Roundhouse Community Arts and Recreation Centre, Jan. 31, 12 noon until 8 p.m.
Robert Lepage: The Blue Dragon Renowned Quebec playwright, actor and director Robert Lepage's sequel to his 1985 play The Dragons' Trilogy has resonated with audiences and impressed critics (Globe theatre critic J. Kelly Nestruck gave its National Arts Centre production 3½ stars last year). The play is a meditation on angst and aging enveloped in an East-West culture clash. Ex-pat Québécois Pierre Lamontagne (Lepage, resurrecting his Dragons' Trilogy protagonist) is now running an art gallery in Shanghai, where Xiao Ling (Tai Wei Foo), a young dancer and artist, also lives. Enter Lamontagne's former art-school classmate Claire (Marie Michaud), who has come to China to adopt a baby. Watch for a dramatic collision.
SFU Woodward's, Feb. 2 to Feb. 27, at 8 p.m. with some 2 p.m. matinees (performances Feb. 2 and 3 in French; the rest in English).
Vectorial Elevation Originally developed for the arrival of the new millennium in Mexico City, this public art project has since lit up the skies over Spain, Ireland and France. This will be its first Canadian appearance - a sort of homecoming for Montreal-based artist Rafael Lozano-Hemmer (a former Vancouverite). Beams of light will shoot out over English Bay, covering an area of 100,000 square metres. The designs will come from people around the world, who can log onto a website (vectorialvancouver.net) and determine how the lights will move. There has been some grumbling about light pollution, but Lozano-Hemmer promises the issue has been well studied and his lights will not disturb the neighbourhood, calling it "a very contemplative, silent piece."
Feb. 4 to Feb. 28.
Hal Willner's Neil Young Project
Imagine Lou Reed intoning a gravelly Heart of Gold; Ron Sexsmith crooning a heartfelt, all-Canadian Old Man. Visionary music producer and king of the tribute album ( Leonard Cohen: I'm Your Man) and live tribute event (The Harry Smith Project) Hal Willner sets his sights on Neil Young. Reed and Sexsmith will be joined by Jason Collett and Kevin Drew of Broken Social Scene, Joan As Police Woman, Julie Doiron and many others to pay tribute to this Canadian rock icon.

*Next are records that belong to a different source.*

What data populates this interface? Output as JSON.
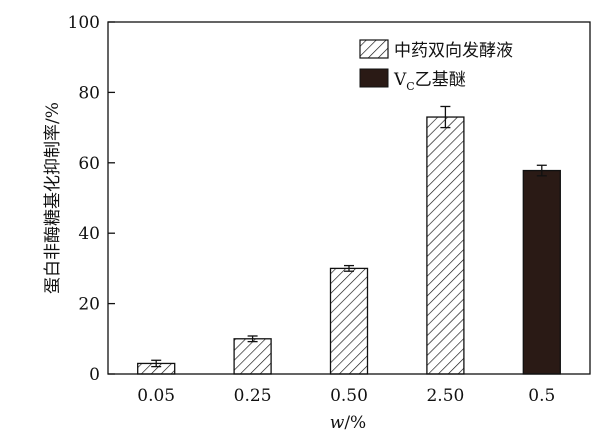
{
  "chart_data": {
    "type": "bar",
    "categories": [
      "0.05",
      "0.25",
      "0.50",
      "2.50",
      "0.5"
    ],
    "series": [
      {
        "name": "中药双向发酵液",
        "values": [
          3.0,
          10.0,
          30.0,
          73.0,
          null
        ],
        "errors": [
          0.9,
          0.8,
          0.8,
          3.0,
          null
        ],
        "pattern": "diagonal-hatch"
      },
      {
        "name": "Vc乙基醚",
        "name_main": "V",
        "name_sub": "C",
        "name_rest": "乙基醚",
        "values": [
          null,
          null,
          null,
          null,
          57.8
        ],
        "errors": [
          null,
          null,
          null,
          null,
          1.5
        ],
        "color": "#2a1a15"
      }
    ],
    "xlabel_italic": "w",
    "xlabel_rest": "/%",
    "ylabel": "蛋白非酶糖基化抑制率/%",
    "ylim": [
      0,
      100
    ],
    "yticks": [
      0,
      20,
      40,
      60,
      80,
      100
    ],
    "grid": false,
    "legend_position": "top-right"
  }
}
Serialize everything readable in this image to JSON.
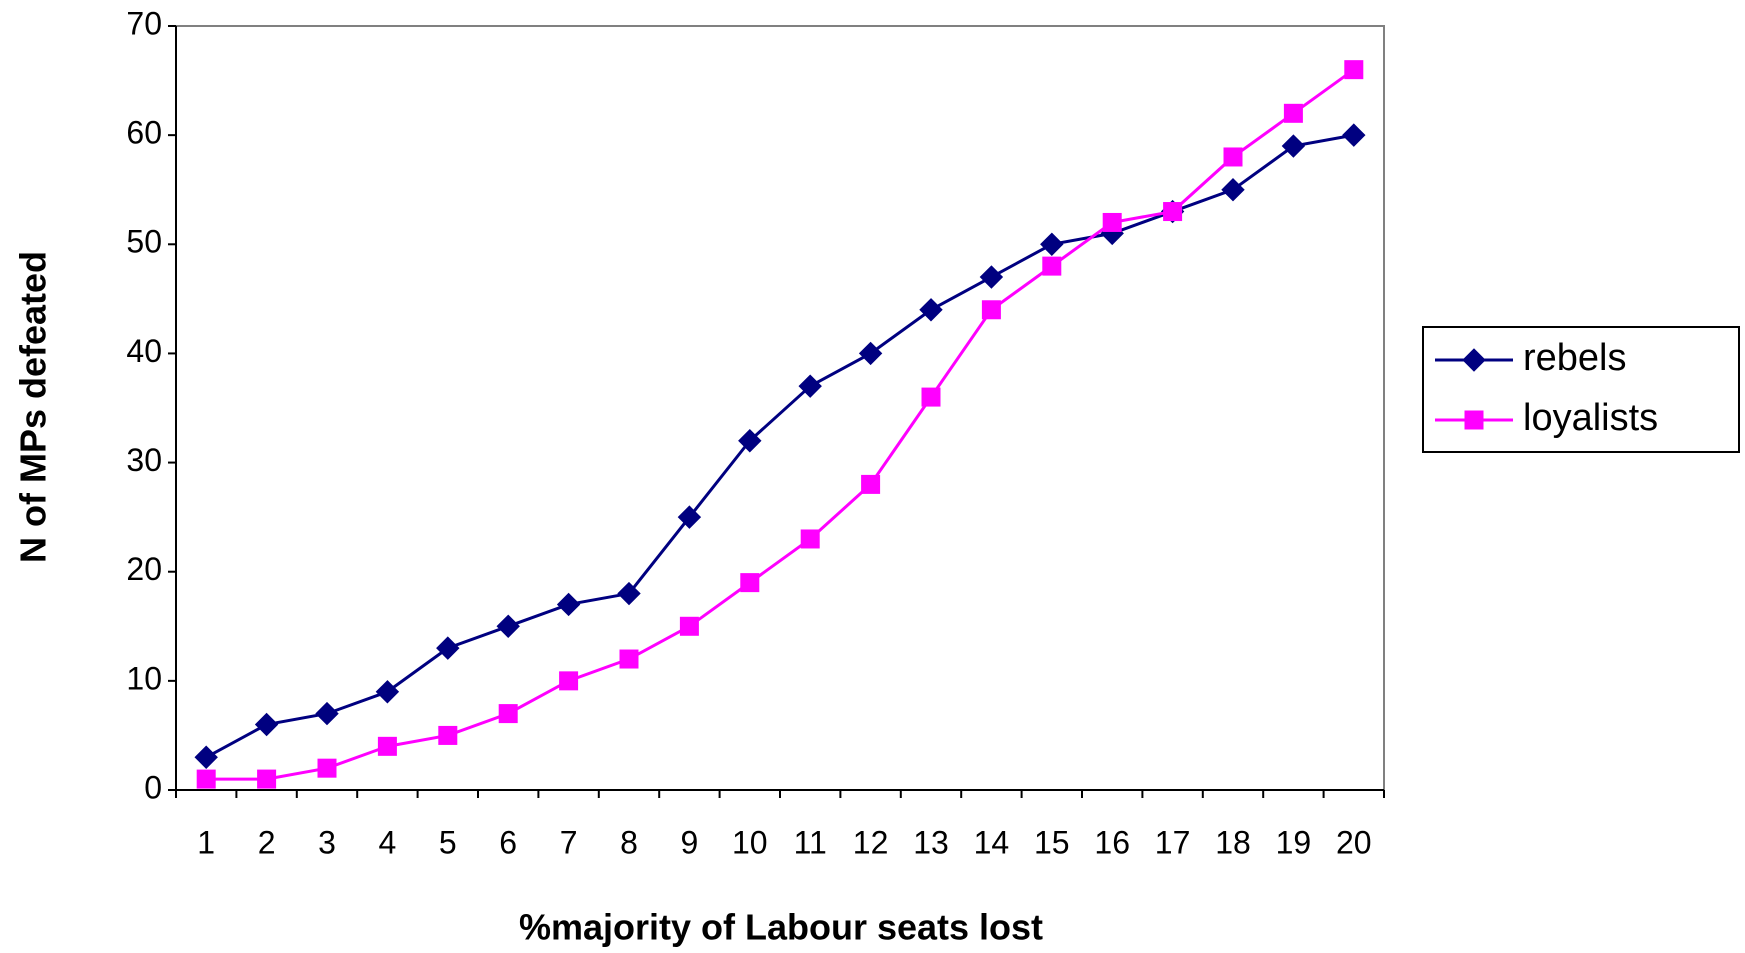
{
  "chart_data": {
    "type": "line",
    "xlabel": "%majority of Labour seats lost",
    "ylabel": "N of MPs defeated",
    "categories": [
      "1",
      "2",
      "3",
      "4",
      "5",
      "6",
      "7",
      "8",
      "9",
      "10",
      "11",
      "12",
      "13",
      "14",
      "15",
      "16",
      "17",
      "18",
      "19",
      "20"
    ],
    "series": [
      {
        "name": "rebels",
        "color": "#000080",
        "marker": "diamond",
        "values": [
          3,
          6,
          7,
          9,
          13,
          15,
          17,
          18,
          25,
          32,
          37,
          40,
          44,
          47,
          50,
          51,
          53,
          55,
          59,
          60
        ]
      },
      {
        "name": "loyalists",
        "color": "#ff00ff",
        "marker": "square",
        "values": [
          1,
          1,
          2,
          4,
          5,
          7,
          10,
          12,
          15,
          19,
          23,
          28,
          36,
          44,
          48,
          52,
          53,
          58,
          62,
          66
        ]
      }
    ],
    "ylim": [
      0,
      70
    ],
    "yticks": [
      0,
      10,
      20,
      30,
      40,
      50,
      60,
      70
    ],
    "grid": false,
    "legend": "right"
  }
}
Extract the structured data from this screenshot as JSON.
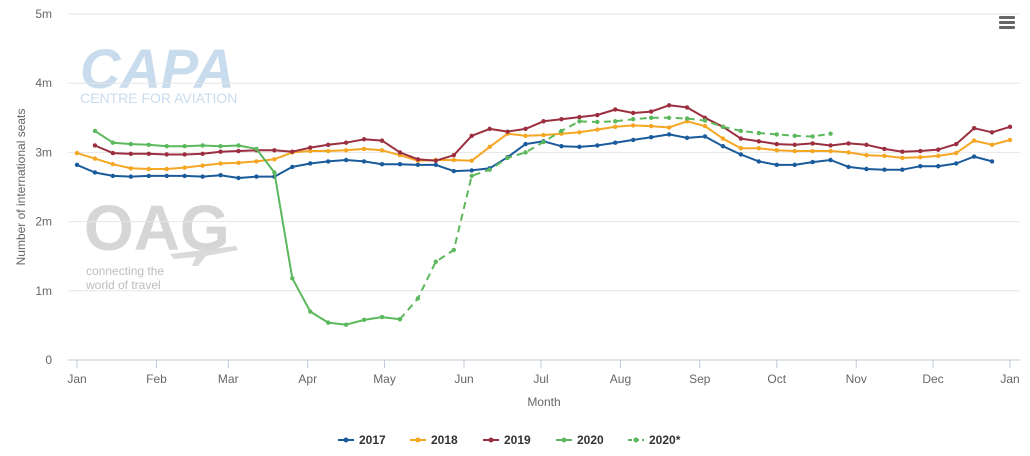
{
  "chart_data": {
    "type": "line",
    "xlabel": "Month",
    "ylabel": "Number of international seats",
    "x_ticks": [
      "Jan",
      "Feb",
      "Mar",
      "Apr",
      "May",
      "Jun",
      "Jul",
      "Aug",
      "Sep",
      "Oct",
      "Nov",
      "Dec",
      "Jan"
    ],
    "y_ticks": [
      "0",
      "1m",
      "2m",
      "3m",
      "4m",
      "5m"
    ],
    "ylim": [
      0,
      5000000
    ],
    "x_unit": "week of year",
    "xlim": [
      1,
      53
    ],
    "grid": "horizontal",
    "legend_position": "bottom-center",
    "series": [
      {
        "name": "2017",
        "color": "#1a5b9c",
        "dashed": false,
        "x": [
          1,
          2,
          3,
          4,
          5,
          6,
          7,
          8,
          9,
          10,
          11,
          12,
          13,
          14,
          15,
          16,
          17,
          18,
          19,
          20,
          21,
          22,
          23,
          24,
          25,
          26,
          27,
          28,
          29,
          30,
          31,
          32,
          33,
          34,
          35,
          36,
          37,
          38,
          39,
          40,
          41,
          42,
          43,
          44,
          45,
          46,
          47,
          48,
          49,
          50,
          51,
          52
        ],
        "values": [
          2820000,
          2710000,
          2660000,
          2650000,
          2660000,
          2660000,
          2660000,
          2650000,
          2670000,
          2630000,
          2650000,
          2650000,
          2790000,
          2840000,
          2870000,
          2890000,
          2870000,
          2830000,
          2830000,
          2820000,
          2820000,
          2730000,
          2740000,
          2770000,
          2930000,
          3120000,
          3160000,
          3090000,
          3080000,
          3100000,
          3140000,
          3180000,
          3220000,
          3260000,
          3210000,
          3230000,
          3090000,
          2970000,
          2870000,
          2820000,
          2820000,
          2860000,
          2890000,
          2790000,
          2760000,
          2750000,
          2750000,
          2800000,
          2800000,
          2840000,
          2940000,
          2870000
        ]
      },
      {
        "name": "2018",
        "color": "#f5a623",
        "dashed": false,
        "x": [
          1,
          2,
          3,
          4,
          5,
          6,
          7,
          8,
          9,
          10,
          11,
          12,
          13,
          14,
          15,
          16,
          17,
          18,
          19,
          20,
          21,
          22,
          23,
          24,
          25,
          26,
          27,
          28,
          29,
          30,
          31,
          32,
          33,
          34,
          35,
          36,
          37,
          38,
          39,
          40,
          41,
          42,
          43,
          44,
          45,
          46,
          47,
          48,
          49,
          50,
          51,
          52,
          53
        ],
        "values": [
          2990000,
          2910000,
          2830000,
          2770000,
          2760000,
          2760000,
          2780000,
          2810000,
          2840000,
          2850000,
          2870000,
          2900000,
          3000000,
          3020000,
          3020000,
          3030000,
          3050000,
          3030000,
          2960000,
          2880000,
          2890000,
          2890000,
          2880000,
          3080000,
          3270000,
          3240000,
          3250000,
          3270000,
          3290000,
          3330000,
          3370000,
          3390000,
          3380000,
          3360000,
          3450000,
          3380000,
          3200000,
          3060000,
          3060000,
          3030000,
          3020000,
          3020000,
          3020000,
          3000000,
          2960000,
          2950000,
          2920000,
          2930000,
          2950000,
          2990000,
          3170000,
          3110000,
          3180000
        ]
      },
      {
        "name": "2019",
        "color": "#9b2f3f",
        "dashed": false,
        "x": [
          2,
          3,
          4,
          5,
          6,
          7,
          8,
          9,
          10,
          11,
          12,
          13,
          14,
          15,
          16,
          17,
          18,
          19,
          20,
          21,
          22,
          23,
          24,
          25,
          26,
          27,
          28,
          29,
          30,
          31,
          32,
          33,
          34,
          35,
          36,
          37,
          38,
          39,
          40,
          41,
          42,
          43,
          44,
          45,
          46,
          47,
          48,
          49,
          50,
          51,
          52,
          53
        ],
        "values": [
          3100000,
          2990000,
          2980000,
          2980000,
          2970000,
          2970000,
          2980000,
          3010000,
          3020000,
          3030000,
          3030000,
          3010000,
          3070000,
          3110000,
          3140000,
          3190000,
          3170000,
          3000000,
          2900000,
          2880000,
          2960000,
          3240000,
          3340000,
          3300000,
          3340000,
          3450000,
          3480000,
          3510000,
          3540000,
          3620000,
          3570000,
          3590000,
          3680000,
          3650000,
          3500000,
          3370000,
          3200000,
          3160000,
          3120000,
          3110000,
          3130000,
          3100000,
          3130000,
          3110000,
          3050000,
          3010000,
          3020000,
          3040000,
          3120000,
          3350000,
          3290000,
          3370000
        ]
      },
      {
        "name": "2020",
        "color": "#5cb85c",
        "dashed": false,
        "x": [
          2,
          3,
          4,
          5,
          6,
          7,
          8,
          9,
          10,
          11,
          12,
          13,
          14,
          15,
          16,
          17,
          18,
          19
        ],
        "values": [
          3310000,
          3140000,
          3120000,
          3110000,
          3090000,
          3090000,
          3100000,
          3090000,
          3100000,
          3050000,
          2710000,
          1180000,
          700000,
          540000,
          510000,
          580000,
          620000,
          590000
        ]
      },
      {
        "name": "2020*",
        "color": "#5cb85c",
        "dashed": true,
        "x": [
          19,
          20,
          21,
          22,
          23,
          24,
          25,
          26,
          27,
          28,
          29,
          30,
          31,
          32,
          33,
          34,
          35,
          36,
          37,
          38,
          39,
          40,
          41,
          42,
          43
        ],
        "values": [
          590000,
          890000,
          1420000,
          1590000,
          2660000,
          2750000,
          2920000,
          3000000,
          3150000,
          3310000,
          3450000,
          3440000,
          3450000,
          3480000,
          3500000,
          3500000,
          3490000,
          3460000,
          3370000,
          3310000,
          3280000,
          3260000,
          3240000,
          3230000,
          3270000
        ]
      }
    ]
  },
  "watermarks": {
    "capa_logo": "CAPA",
    "capa_subtitle": "CENTRE FOR AVIATION",
    "oag_logo": "OAG",
    "oag_tagline_1": "connecting the",
    "oag_tagline_2": "world of travel"
  },
  "menu": {
    "icon": "hamburger-menu-icon"
  }
}
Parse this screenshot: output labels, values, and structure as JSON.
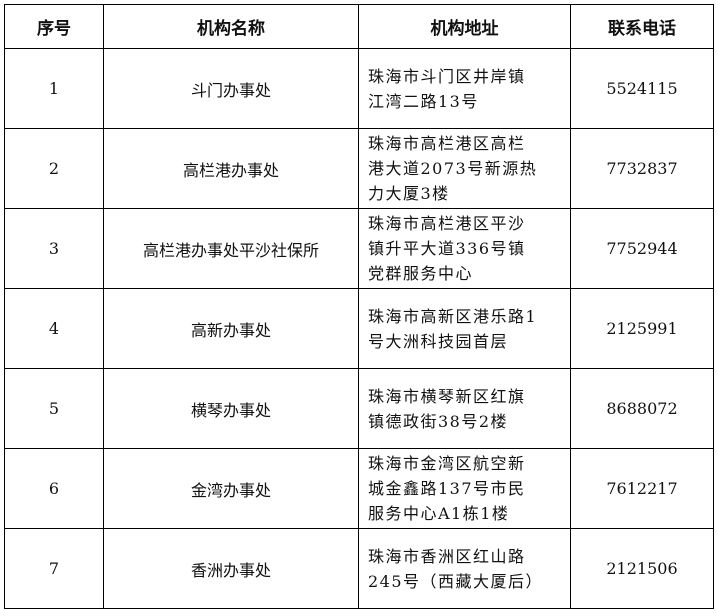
{
  "table": {
    "header": [
      "序号",
      "机构名称",
      "机构地址",
      "联系电话"
    ],
    "rows": [
      [
        "1",
        "斗门办事处",
        [
          "珠海市斗门区井岸镇",
          "江湾二路13号"
        ],
        "5524115"
      ],
      [
        "2",
        "高栏港办事处",
        [
          "珠海市高栏港区高栏",
          "港大道2073号新源热",
          "力大厦3楼"
        ],
        "7732837"
      ],
      [
        "3",
        "高栏港办事处平沙社保所",
        [
          "珠海市高栏港区平沙",
          "镇升平大道336号镇",
          "党群服务中心"
        ],
        "7752944"
      ],
      [
        "4",
        "高新办事处",
        [
          "珠海市高新区港乐路1",
          "号大洲科技园首层"
        ],
        "2125991"
      ],
      [
        "5",
        "横琴办事处",
        [
          "珠海市横琴新区红旗",
          "镇德政街38号2楼"
        ],
        "8688072"
      ],
      [
        "6",
        "金湾办事处",
        [
          "珠海市金湾区航空新",
          "城金鑫路137号市民",
          "服务中心A1栋1楼"
        ],
        "7612217"
      ],
      [
        "7",
        "香洲办事处",
        [
          "珠海市香洲区红山路",
          "245号（西藏大厦后）"
        ],
        "2121506"
      ]
    ]
  }
}
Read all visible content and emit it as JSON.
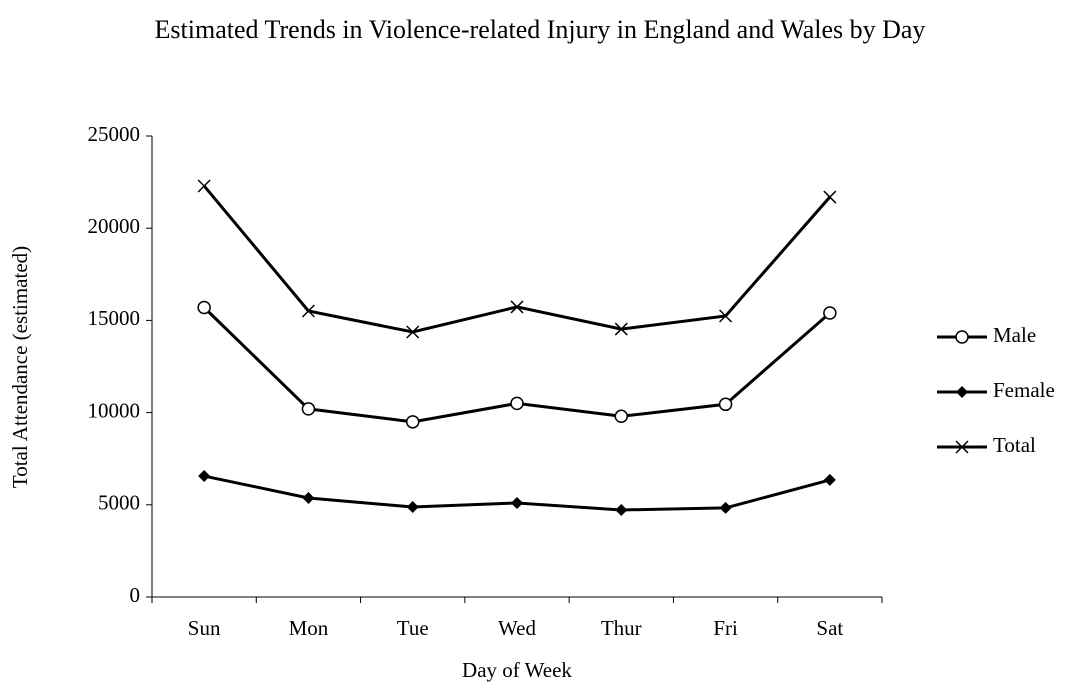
{
  "chart_data": {
    "type": "line",
    "title": "Estimated Trends in Violence-related Injury in England and Wales by Day",
    "x_label": "Day of Week",
    "y_label": "Total Attendance (estimated)",
    "categories": [
      "Sun",
      "Mon",
      "Tue",
      "Wed",
      "Thur",
      "Fri",
      "Sat"
    ],
    "series": [
      {
        "name": "Male",
        "color": "#000000",
        "marker": "circle",
        "values": [
          15700,
          10200,
          9500,
          10500,
          9800,
          10450,
          15400
        ]
      },
      {
        "name": "Female",
        "color": "#000000",
        "marker": "diamond",
        "values": [
          6560,
          5370,
          4880,
          5100,
          4720,
          4830,
          6350
        ]
      },
      {
        "name": "Total",
        "color": "#000000",
        "marker": "x",
        "values": [
          22290,
          15510,
          14370,
          15730,
          14530,
          15240,
          21690
        ]
      }
    ],
    "ylim": [
      0,
      25000
    ],
    "yticks": [
      0,
      5000,
      10000,
      15000,
      20000,
      25000
    ],
    "grid": false,
    "legend": "right"
  }
}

Queen Elizabeth Theatre, Feb. 18, at 8 p.m.
Hive 3 Twelve small theatre companies in one huge space create an evening of intimate, experimental entertainment featuring 12 different performance pieces for tiny audiences (sometimes as small as one or two members) in continuous rotation, with a central lounge for the audience to congregate and interact in. Participating companies include Boca del Lupo, Electric Company, Rumble Productions and Theatre Replacement . Judging by past Hive works, it will be so innovative, so dynamic, so much fun that you'll probably want to return for a second go-round.
The Centre for Digital Media, March 11 to March 20, 7 p.m. - "till late."
Nixon in China
Dubbed the first "CNN opera," Nixon in China has its Canadian premiere with what promises to be a spectacular new production. The opera recounts the historic 1972 trip to communist China of then U.S. president Richard Nixon (Robert Orth) and his national security adviser Henry Kissinger (Thomas Hammons), with choreography by Wen Wei Wang. Watch for spectacular sets, including a full-scale Air Force One - nose, front and wing - in the opening scene. Vancouver Opera has programmed a number of events around the opera, including talks by author Margaret MacMillan and former U.S. diplomat John Negroponte.
Queen Elizabeth Theatre, March 13 to 20 at 7:30 p.m.
The Cultural Olympiad runs from Jan. 22 to March 21.